Campaign Updates Part 2: Nationalist Republican Alliance
This is the 2nd blog entry in a 4-part series of campaign updates on the five tickets running in the February 2, 2014, presidential elections in El Salvador. Election Day is still eight and a half months away, and the four-month campaign period when candidates can officially ask the population to vote for them doesn’t begin until September 24th. But the five different parties that have announced they will participate in the 2014 elections are already reaching out to the population through appearances in communities, popular consultation processes to develop their campaign platforms and with TV, radio and newspaper appearances.
Click here to read the previous campaign update on the FMLN campaign.

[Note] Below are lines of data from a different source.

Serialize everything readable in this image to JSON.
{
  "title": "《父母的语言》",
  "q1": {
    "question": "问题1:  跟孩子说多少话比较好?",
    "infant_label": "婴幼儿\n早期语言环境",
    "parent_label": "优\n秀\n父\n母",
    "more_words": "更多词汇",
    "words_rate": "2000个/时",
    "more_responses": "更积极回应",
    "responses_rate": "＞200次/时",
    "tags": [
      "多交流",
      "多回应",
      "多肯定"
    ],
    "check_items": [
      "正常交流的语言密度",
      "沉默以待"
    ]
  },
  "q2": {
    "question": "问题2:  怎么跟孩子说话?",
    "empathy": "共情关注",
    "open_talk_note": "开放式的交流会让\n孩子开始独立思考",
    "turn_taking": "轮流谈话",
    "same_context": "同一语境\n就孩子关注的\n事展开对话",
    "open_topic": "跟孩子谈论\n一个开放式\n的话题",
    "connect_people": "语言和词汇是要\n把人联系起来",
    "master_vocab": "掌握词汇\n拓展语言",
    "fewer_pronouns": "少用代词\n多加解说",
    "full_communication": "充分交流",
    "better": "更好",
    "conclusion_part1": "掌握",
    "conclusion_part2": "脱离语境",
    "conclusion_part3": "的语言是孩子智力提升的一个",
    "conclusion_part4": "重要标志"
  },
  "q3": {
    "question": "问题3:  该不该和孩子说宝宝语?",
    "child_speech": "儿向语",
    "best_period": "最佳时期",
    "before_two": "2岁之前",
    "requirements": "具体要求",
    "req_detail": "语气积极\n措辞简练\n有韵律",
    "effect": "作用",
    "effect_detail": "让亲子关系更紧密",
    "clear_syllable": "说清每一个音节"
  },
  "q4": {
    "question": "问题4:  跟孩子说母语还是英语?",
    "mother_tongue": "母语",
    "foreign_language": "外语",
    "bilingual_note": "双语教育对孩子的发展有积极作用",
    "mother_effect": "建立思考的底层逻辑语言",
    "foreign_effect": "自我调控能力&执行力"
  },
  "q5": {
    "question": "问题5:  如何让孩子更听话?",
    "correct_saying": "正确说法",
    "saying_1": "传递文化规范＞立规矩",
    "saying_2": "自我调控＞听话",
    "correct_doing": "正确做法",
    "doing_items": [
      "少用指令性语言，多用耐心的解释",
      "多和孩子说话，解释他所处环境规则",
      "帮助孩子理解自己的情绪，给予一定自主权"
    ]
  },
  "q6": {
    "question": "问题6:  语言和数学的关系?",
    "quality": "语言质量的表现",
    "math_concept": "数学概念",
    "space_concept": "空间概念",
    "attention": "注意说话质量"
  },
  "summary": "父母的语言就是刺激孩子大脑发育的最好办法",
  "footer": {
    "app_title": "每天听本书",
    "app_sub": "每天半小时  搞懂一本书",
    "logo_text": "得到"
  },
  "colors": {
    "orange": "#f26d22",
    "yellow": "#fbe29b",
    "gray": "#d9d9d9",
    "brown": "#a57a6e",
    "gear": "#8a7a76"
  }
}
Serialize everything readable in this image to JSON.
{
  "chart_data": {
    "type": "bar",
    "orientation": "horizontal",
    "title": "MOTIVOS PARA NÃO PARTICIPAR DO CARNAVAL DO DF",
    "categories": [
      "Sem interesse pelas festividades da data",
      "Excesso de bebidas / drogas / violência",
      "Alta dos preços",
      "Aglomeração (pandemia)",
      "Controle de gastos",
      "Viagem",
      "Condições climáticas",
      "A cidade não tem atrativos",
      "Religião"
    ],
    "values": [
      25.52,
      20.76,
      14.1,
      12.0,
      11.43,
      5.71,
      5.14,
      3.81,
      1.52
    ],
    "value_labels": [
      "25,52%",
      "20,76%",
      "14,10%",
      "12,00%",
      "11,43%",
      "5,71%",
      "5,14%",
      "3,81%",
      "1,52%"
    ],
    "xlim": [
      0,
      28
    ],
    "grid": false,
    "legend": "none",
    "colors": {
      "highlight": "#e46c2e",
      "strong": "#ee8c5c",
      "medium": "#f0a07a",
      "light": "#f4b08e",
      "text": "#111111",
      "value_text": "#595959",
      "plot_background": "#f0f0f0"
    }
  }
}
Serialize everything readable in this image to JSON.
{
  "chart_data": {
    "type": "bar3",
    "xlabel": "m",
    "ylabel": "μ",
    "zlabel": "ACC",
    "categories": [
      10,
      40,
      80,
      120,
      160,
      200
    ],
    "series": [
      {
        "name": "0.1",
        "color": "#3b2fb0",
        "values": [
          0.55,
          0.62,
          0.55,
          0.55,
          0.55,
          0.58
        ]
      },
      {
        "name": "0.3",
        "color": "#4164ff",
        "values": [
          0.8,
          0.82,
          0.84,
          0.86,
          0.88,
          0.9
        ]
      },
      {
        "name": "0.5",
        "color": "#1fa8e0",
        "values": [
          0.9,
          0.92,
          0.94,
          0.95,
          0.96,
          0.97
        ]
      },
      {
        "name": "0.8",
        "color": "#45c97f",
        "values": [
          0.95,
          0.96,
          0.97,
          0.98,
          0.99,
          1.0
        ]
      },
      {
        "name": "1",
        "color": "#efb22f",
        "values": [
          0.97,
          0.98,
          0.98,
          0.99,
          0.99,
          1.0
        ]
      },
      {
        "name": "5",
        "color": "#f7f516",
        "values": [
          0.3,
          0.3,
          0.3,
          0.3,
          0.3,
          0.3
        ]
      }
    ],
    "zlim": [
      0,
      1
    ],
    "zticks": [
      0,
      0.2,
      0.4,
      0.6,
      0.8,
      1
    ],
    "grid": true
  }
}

Part 2: Nationalist Republican Alliance (ARENA) party
When right wing ARENA party presidential candidate Norman Quijano named someone from outside the party as his vice-presidential candidate –René Portillo Cuadra, president of the private Technological University – in February, it failed to cause the splash needed to turn around his lagging poll numbers
ARENA, suffering major internal divisions that have resulted in five legislators leaving the party in the past year, experienced a shake-up of the party’s leadership that gave people linked to the elite economic consortium, the Poma Group, major control and influence over the party. The new leadership hired former president Francisco Flores to manage the campaign of their presidential candidate, who has been falling in popularity since last October.
Flores has overseen a shift in the campaign, with Quijano and the ARENA legislative group more actively attacking the Funes administration and the FMLN. Quijano’s most recent billboards and commercials criticize the government’s security policy, despite it having reduced the country’s murder rate by more than half, with slogans like “For criminals, there is no truce.” ARENA legislators also held up signs referring to the government’s supposed shortcomings and failures during President Funes’ annual State of the Union-style address to the Legislative Assembly. Their attacks are also being launched against Tony Saca, former president of the country and of the ARENA party and current UNIDAD candidate.
Recently, digital news sources reported that the municipality of San Salvador, of which Quijano is Mayor, has spent more than $1 million over the past four months in publicity, prompting accusations that Quijano is using public funds for his campaign. Aside from the municipally funded publicity, Quijano has been touring the country, visiting towns for what his campaign manager says is a citizen consultation process, though the actual events seem to have a very minimal consultative element.
Internal divisions and power struggles continue to plague Quijano’s campaign. Most recently, ARENA’s representative in the Supreme Electoral Tribunal (TSE), Walter Araujo, declared himself independent following a drawn-out and public confrontation with Quijano and Flores.